Quantum Break came out in 2016, and is a mixture of animated and live-action content. No, come back! It’s from the people who made Alan Wake, which – wait! Man, it’s hard to sell this shit. I wrote a while back on the Tomb Raider reboot, and described it as cinematic gameplay done right – with Quantum Break as the example of doing it wrong. I won’t talk more broadly about the history of mixed live action/animated games, partly because, frankly, I don’t know a lot about them. But let’s talk about this game and how it comes across.
So the basic premise is that you play the game, and what you do in the game impacts what happens in a little TV episode that takes place between game chapters. That’s an interesting concept, I guess, but overall it’s a bit of a trainwreck. To me, the core issue is that the real actors are just much more compelling than the animated motion-captures. I’ll give you some evidence below. The game has an all-star cast, including Aiden Gillen from Game of Thrones, Shawn Ashmore, Dominic Monaghan, and the excellent Lance Reddick. They all get animated versions and human versions, and frankly, the human versions are just more compelling.
I think you can see it even in the stills – if you compare this close-up shot of animated Gillen with the live action Gillen (below), you respond emotionally to the real guy in a way that you don’t with the animated form. There’s something compelling about the human face. It might be that genetically we respond to it more simply because it’s human – it’s related to but not precisely the uncanny valley effect. Usually we think about the uncanny valley in terms of images that make us feel uncomfortable, but more broadly I’m thinking about the ways we respond to human and non-human faces.
I’m no expert in animation, but there are often suggestions that within drawing (or whatever term encompasses ‘not-photographic visual representation’), more abstracted, exaggerated faces are more relatable to a wider audience. Scott McCloud talks about this in Understanding Comics – if you’ve got a picture of the classic smiley face, just a smile-line and two eye-dots, it’s so abstract that anyone can see themselves in it. If you give that face a beard and a skin colour, suddenly it’s a more specific person. If you don’t have a beard and that skin colour, it becomes harder to imagine yourself into that person. This is again a related idea, but still not quite what we’re talking about. We aren’t necessarily thinking ourselves into the shoes of either the animated character or the real character. It is about our relationship with these depicted characters, but not in terms of how we see ourselves in them.
I suggest the real issue here is at the intersection of the uncanny valley and the abstracted self – or rather, at the intersection of those fields. It’s about how the two forms (animated and live) display the idea of reality. If you’re watching an animated film that’s set basically on Earth, and you only see animated content, you accept that it’s a representation of reality rather than reality-itself. You know the real world isn’t that colourful, and you know animals don’t really dance like that or sing songs about true love. But animated film doesn’t necessarily make you think ‘Oh, this is so unreal’. It exists in its own little bubble universe, and we read it as a representation and suspend our disbelief and just enjoy the film.
The issue is crossing animated content with live-action content, especially when they’re two separate streams representing the same reality. We’re basically exposed to two methods of depicting the same fictional world. Aiden Gillen is depicted in live-action and through animation; this stand-off above is depicted in live-action and through animation. When you recognise that these two streams depict the same fictional world, you inevitably start drawing comparisons between them. As audience, what differences do we notice between live-action and animation? What are the framing techniques for each shot? Notice that in the stand-off the colouring is different, even though they’re depicting the same fictional moment. The live-action doesn’t have a light source shining directly in the woman’s face. The light on top of the van’s rear window is red in the film and white/grey in the animation. These are pretty minor differences, but the point is that it’s hard to just reconcile these two depictions. Ultimately it’s not surprising that most people will come to prefer one over the other.

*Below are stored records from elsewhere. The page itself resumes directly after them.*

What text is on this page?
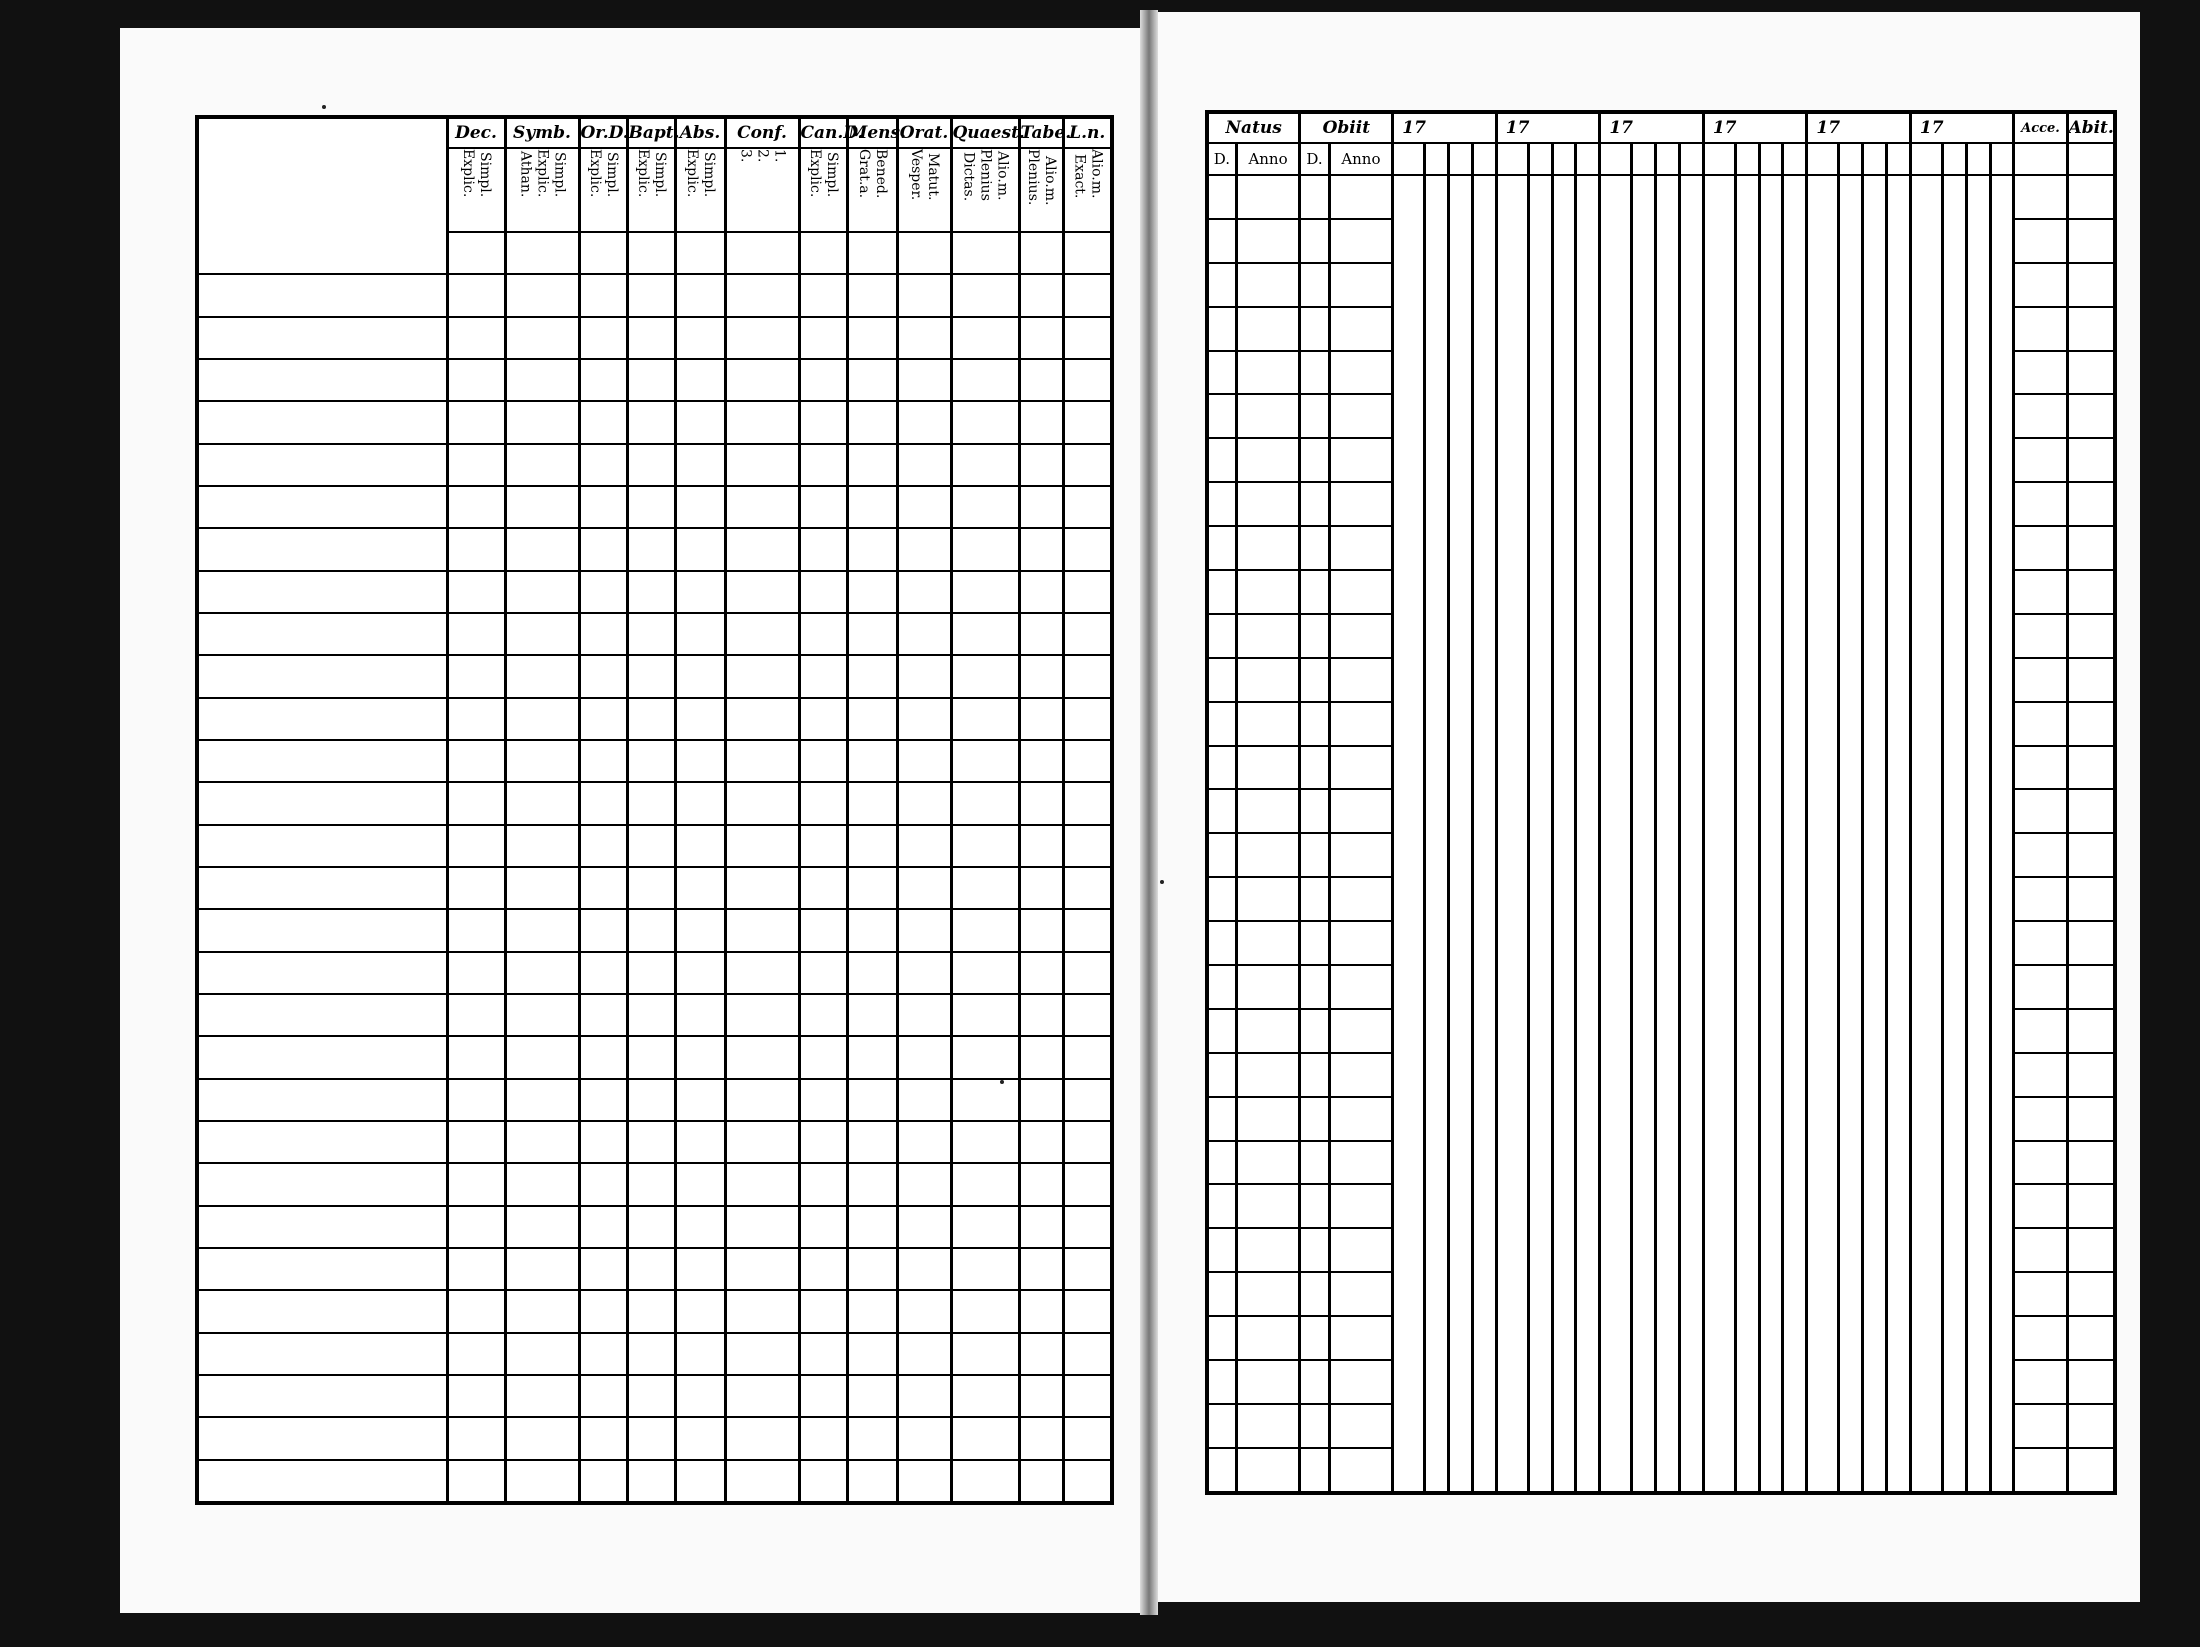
	Dec.	Symb.	Or.D.	Bapt.	Abs.	Conf.	Can.D.	Mens.	Orat.	Quaest.	Tabe.	L.n.
	Explic.Simpl.	Athan.Explic.Simpl.	Explic.Simpl.	Explic.Simpl.	Explic.Simpl.	3.2.1.	Explic.Simpl.	Grat.a.Bened.	Vesper.Matut.	Dictas.PleniusAlio.m.	Plenius.Alio.m.	Exact.Alio.m.

Natus		Obiit		17				17				17				17				17				17				Acce.	Abit.
D.	Anno	D.	Anno																										
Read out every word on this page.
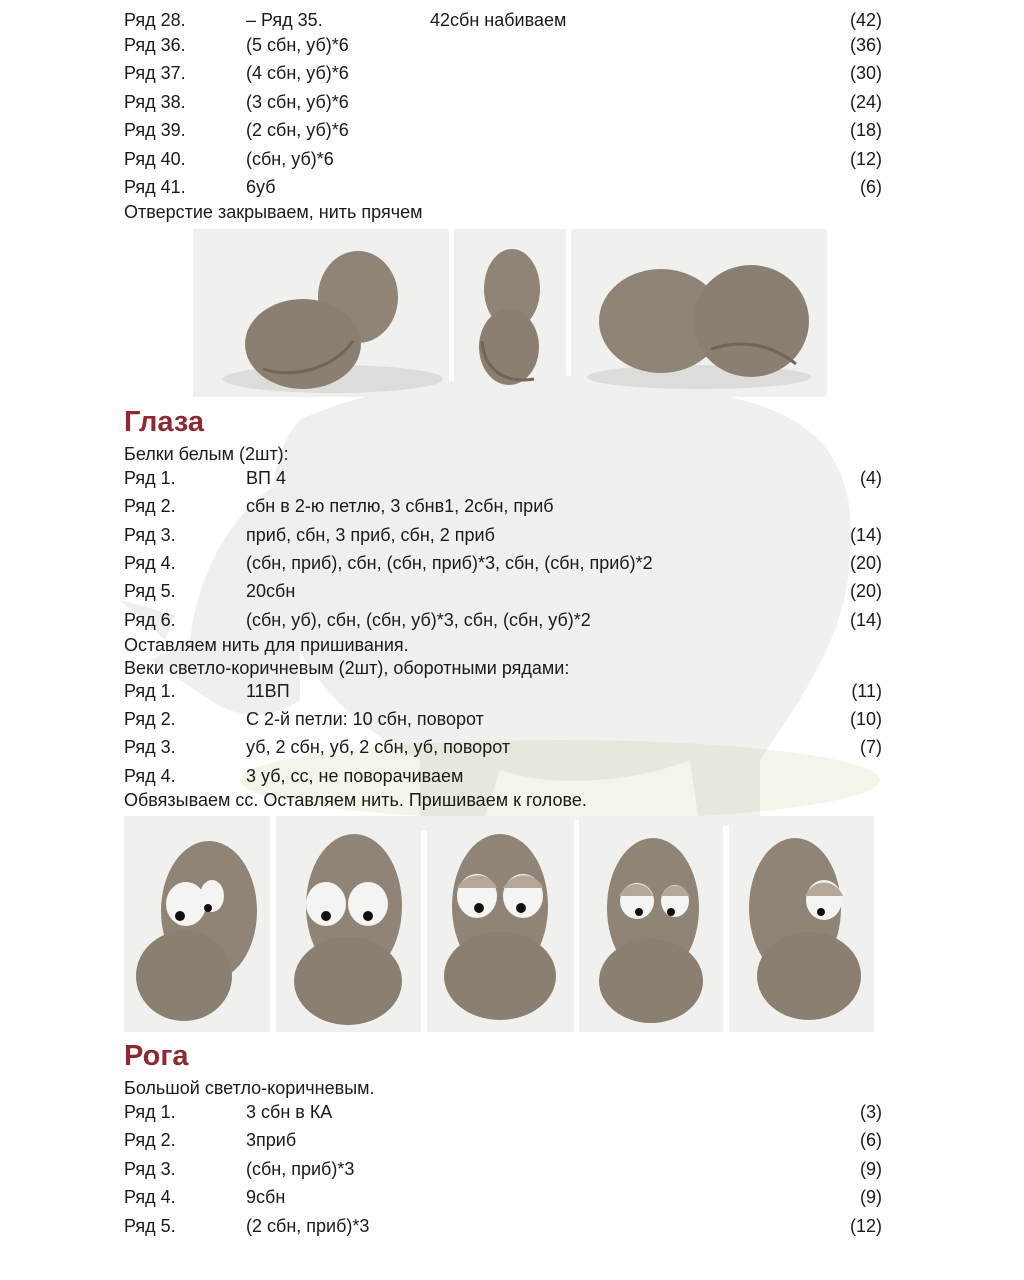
Ряд 28.	– Ряд 35.	42сбн набиваем	(42)
Ряд 36.	(5 сбн, уб)*6	(36)
Ряд 37.	(4 сбн, уб)*6	(30)
Ряд 38.	(3 сбн, уб)*6	(24)
Ряд 39.	(2 сбн, уб)*6	(18)
Ряд 40.	(сбн, уб)*6	(12)
Ряд 41.	6уб	(6)
Отверстие закрываем, нить прячем
Глаза
Белки белым (2шт):
Ряд 1.	ВП 4	(4)
Ряд 2.	сбн в 2-ю петлю, 3 сбнв1, 2сбн, приб
Ряд 3.	приб, сбн, 3 приб, сбн, 2 приб	(14)
Ряд 4.	(сбн, приб), сбн, (сбн, приб)*3, сбн, (сбн, приб)*2	(20)
Ряд 5.	20сбн	(20)
Ряд 6.	(сбн, уб), сбн, (сбн, уб)*3, сбн, (сбн, уб)*2	(14)
Оставляем нить для пришивания.
Веки светло-коричневым (2шт), оборотными рядами:
Ряд 1.	11ВП	(11)
Ряд 2.	С 2-й петли: 10 сбн, поворот	(10)
Ряд 3.	уб, 2 сбн, уб, 2 сбн, уб, поворот	(7)
Ряд 4.	3 уб, сс, не поворачиваем
Обвязываем сс. Оставляем нить. Пришиваем к голове.
Рога
Большой светло-коричневым.
Ряд 1.	3 сбн в КА	(3)
Ряд 2.	3приб	(6)
Ряд 3.	(сбн, приб)*3	(9)
Ряд 4.	9сбн	(9)
Ряд 5.	(2 сбн, приб)*3	(12)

This is where we return to the face issue from the start. If you’re presented with animated Aiden Gillen and real Aiden Gillan, the real one’s probably going to be more interesting. We automatically respond (knowingly or otherwise) to facial cues and body language in other human beings. Seeing actors in a live-action film just seems to prompt a biological interpersonal reaction that we don’t necessarily get with the animated version, especially not when that animated version is trying to reproduce the live-action environment in a realistic sort of way. I’m aware that we might respond emotionally to exaggerated facial features in animation and so on – big eyes, exaggerated crying, animals with massive bobble-heads – and there’s something to be said for the evocation that happens with non-realist animation. But because these two streams are so closely related, and because the animation here is trying as hard as possible to imitate the real world, we can reasonably judge it in terms of the other, far superior representation of the real world found in the live action content. Basically, this animation’s not hot enough to supplant or even legitimately compare to the depth and connection we feel with the live action representation. For me, this game felt like watching a show and then playing through a shitty animated version of that show’s events. It’s an experiment in cinematic gameplay that simply didn’t pay off. Also the quality of the TV show is piss poor holy shit how did they think that was a good idea.